Graphics processing units (GPUs) from Apple, AMD, Intel, Qualcomm, Arm, and Nvidia are vulnerable to a new attack that lets malicious websites read usernames, passwords, and other sensitive data displayed by other websites.
According to a research paper published on Tuesday, 26 September 2023, the cross-origin attack lets a malicious website from one domain read pixels displayed by other domains.
Malicious actors can then reconstruct the pixels to view words or images displayed by the target domain.
This directly violates the same origin policy — a critical security principle that mandates that content hosted on one domain must be isolated from all other domains.
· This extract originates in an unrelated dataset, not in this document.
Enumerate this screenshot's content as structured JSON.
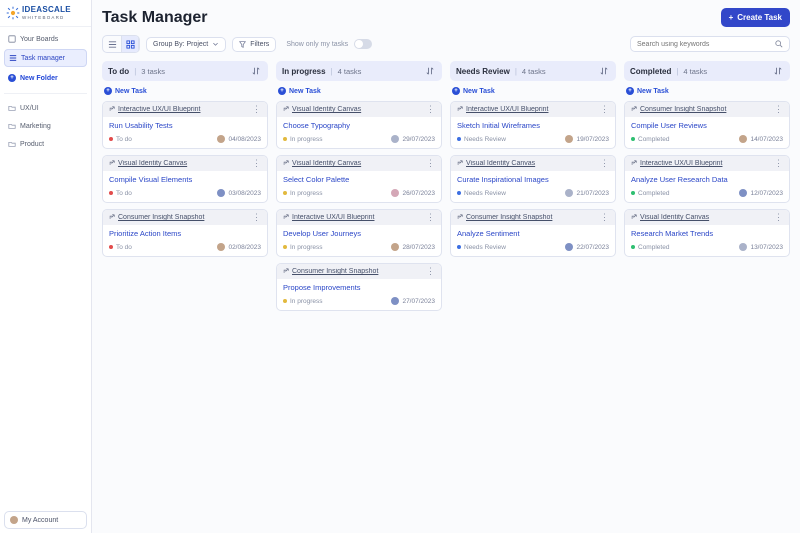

The research team found that data compression by internal and discrete GPUs can act as a side channel that malicious actors can use to bypass the same origin policy’s restrictions and steal pixels one by one.
“We found that modern GPUs automatically try to compress this visual data, without any application involvement,” Ars Technica quoted lead author Yingchen Wang as saying.
“This is done to save memory bandwidth and improve performance. Since compressibility is data dependent, this optimization creates a side channel which can be exploited by an attacker to reveal information about the visual data.”
However, for the attack to work, a malicious page must be loaded into Chrome or Edge. Internal differences in the way Firefox and Safari work block the attack from stealing pixels.
The team’s research paper will be presented at the 45th IEEE Symposium on Security and Privacy in San Francisco in May 2024.